CKM’s “100+/100” Rule Replaces Consultants’ “80/20” Rule
3 min read
Consultants live by the famous 80/20 Pareto principle: generate 80% of the expected impact with just 20% of effort or information. For example, in the world of ‘big data’, applying this rule would mean that to generate 80% of potential cost savings, the consultant need only to examine 20% of the data available. Of course, 80/20 is only a guideline. The real breakdown could be 70/30, 90/10, etc. The point is to define the problem and analysis so that the biggest impact can be felt by doing the smallest amount of data analysis. This approach worked well in the dawn and the peak of consulting.
However, in a world where new data is generated at an accelerated, exponential rate, and where the cost and time to process data are continually reduced, does it still make sense to apply the 80/20 rule? In fact, no.
At CKM Advisors we live and breath a new rule for a new era: the 100+/100 rule. This rule states that more than 100 percent of the expected impact can be generated by analyzing 100% of the data, a highly realistic task in today’s environment.
In the new world, the aggregate impact that can be achieved is greater than the old 80%. The reason is quite simple. By accessing all the data available, by analyzing it in many dimensions, by linking it to many other data sets, by working not only by deconstructing a problem in its known components but by also understanding the problem in its real context, we can expand the nature of potential impact. Further, by affecting one set of variables, we can impact several dimensions.
This concept is best illustrated by example.
Consider the management of a real estate portfolio in a large company. Typically, a survey will be sent to everyone who has been assigned to a desk to assess utilization and needs. Most often only employees will be contacted while contractors, an integral part of the workforce, will be ignored. Very few people will respond, and even those that do are flustered with survey overload. Most responses will remain subjective, not objective. What people think, or tell others they do, is almost always vastly different from what they actually do.
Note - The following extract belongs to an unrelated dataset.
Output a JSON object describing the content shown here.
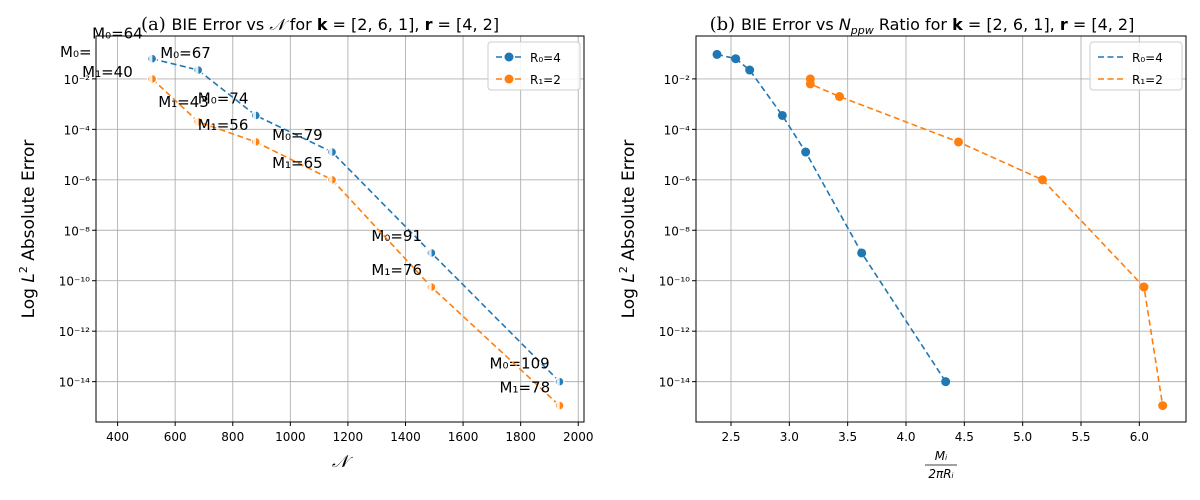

Based on the few answers received, hypotheses will be developed and a certain number of interviews will be conducted. The 80/20 approach will be used to achieve the biggest results with the smallest effort. The consultant may, for example, focus on employees who work from home, reasoning that this group of employees would not need desks. No desks, reduced real estate needs, big cost savings. By focusing on this group of employees, the consultant has put a boundary around the data and analysis needed, keeping the task well-defined and constrained to a particular group of employees. The consultant saves significant real estate dollars in eliminating desks for this group by analyzing specifically the data related to this small group of employees. This is the old approach.
Now consider the application of the 100+/100 approach. Instead of focusing on a select group of employees, we consider ALL of the data of ALL employees and ALL contractors. The data capture all sorts of behaviors: going to a client appointment, returning from a client appointment located close to another office, meeting every Friday in a different office close to home, making sure presence in the building is always correlated to the physical presence of a manager, leaving everyday exactly at the same time to catch a defined bus or train, etc. Now, by linking the employees’ actual presence, both physical and virtual, to other dimensions such as day of the week, electronic meetings, home zip code, we discover complex patterns that can be influenced and streamlined resulting in impacts far beyond the elimination of some desks.
Instead of focusing on a select group, we consider ALL the data
Under the 80/20 approach, some desks are eliminated. Under the 100+/100 approach, some desks are eliminated, AND the distribution of desks across buildings and campuses is optimized, AND the use of real estate space by function and by business is maximized, AND the services associated with the actual use of real estate such as energy, janitorial services, food services are rationalized, AND the use of new workspace arrangements is adequately understood. What started as a simple cost savings initiative leads to significant enhancements in employee productivity and worker satisfaction all by listening to the data. All will agree this is a significantly improved outcome.
Furthermore, the 100+/100 approach does not require more consulting and management effort, it requires a different kind of effort. The effort can be best described by the people required to perform the tasks; they are people who have a deep understanding of the business imperatives and are able to create meaning out of large sets of opaque data. At CKM, we combine individuals with different skill sets to bring success to our clients. To achieve the greatest impact for our clients, we align data scientists with business experts.
An important fringe benefit of the 100+/100 approach is its ease of implementation and monitoring. As it uses real-time transactional data, the changes are monitored on a continuous basis ensuring that expected impact and actual reality are aligned, real-time. This real-time monitoring allows organizations to notice quickly when expectations and reality are mismatched and to amend the course of action before it is too late.
So we can bid farewell to the 80/20 approach. It achieved its goals at a time when information was sparse and hard to come by. It is an old friend that used to have a reason to be. However, it is not our best friend anymore. Welcome, 100+/100, the new, CKM approach.